Abstract

To explore the economic burdens of hip fracture surgery in patients referred to lower-level medical institutions and to evaluate how referral systems affect costs and outcomes of hip fracture surgery. A nationwide population-based retrospective cohort study. All hospitals in Taiwan. A total of 7500 patients who had received hip fracture surgery (International Classification of Disease, 9th Revision, Clinical Modification (ICD-9-CM) diagnostic codes 820.0 ∼ 820.9 and procedure codes 79.15, 79.35, 81.52, 81.53) performed in 1997 to 2013. Total costs including outpatient costs, inpatient costs and total medical costs and medical outcomes including 30-day readmission, 90-day readmission, infection, dislocation, revision and mortality.

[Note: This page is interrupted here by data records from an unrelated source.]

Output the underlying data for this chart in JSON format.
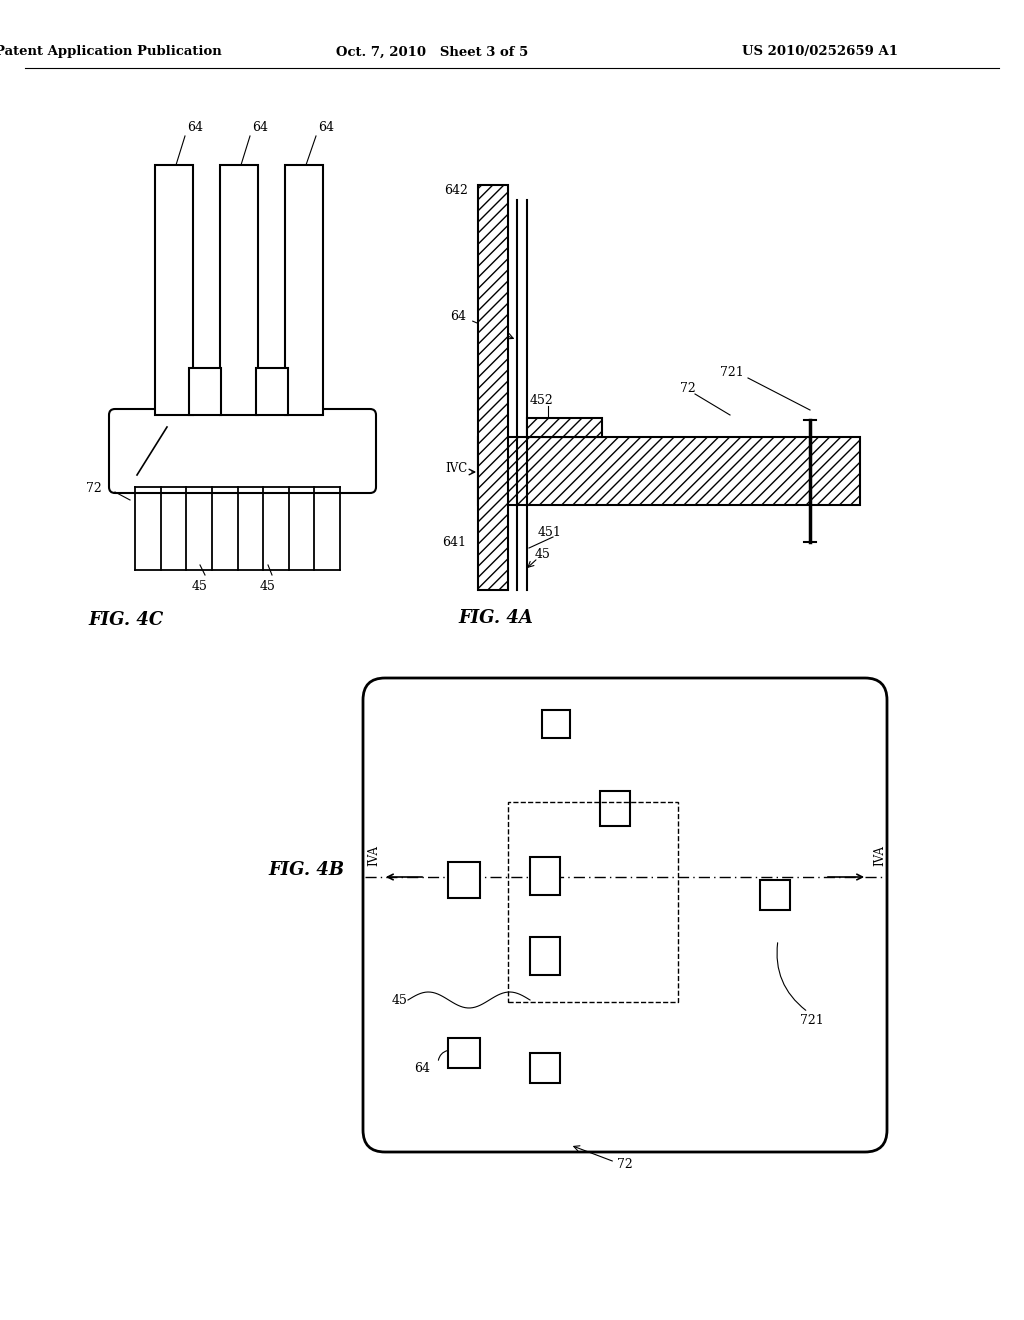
{
  "background_color": "#ffffff",
  "header_left": "Patent Application Publication",
  "header_center": "Oct. 7, 2010   Sheet 3 of 5",
  "header_right": "US 2010/0252659 A1",
  "fig4c_label": "FIG. 4C",
  "fig4a_label": "FIG. 4A",
  "fig4b_label": "FIG. 4B"
}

The patients were referred to a lower medical institution after hip fracture surgery (downward referral group) and 3034 patients continued treatment at the same medical institution (non-referral group). Demographic characteristics, clinical characteristics and institutional characteristics were significantly associated with postoperative costs and outcomes (P < 0.05). On average, the annual healthcare cost was New Taiwan Dollars (NT$)2262 per patient lower in the downward referral group compared with the non-referral group. The annual economic burdens of the downward referral group approximated NT$241 million (2019 exchange rate, NT$30.5 = US$1). Postoperative costs and outcomes of hip fracture surgery are related not only to demographic and clinical characteristics, but also to institutional characteristics. The advantages of downward referral after hip fracture surgery can save huge medical costs and provide a useful reference for healthcare authorities when drafting policies for the referral system.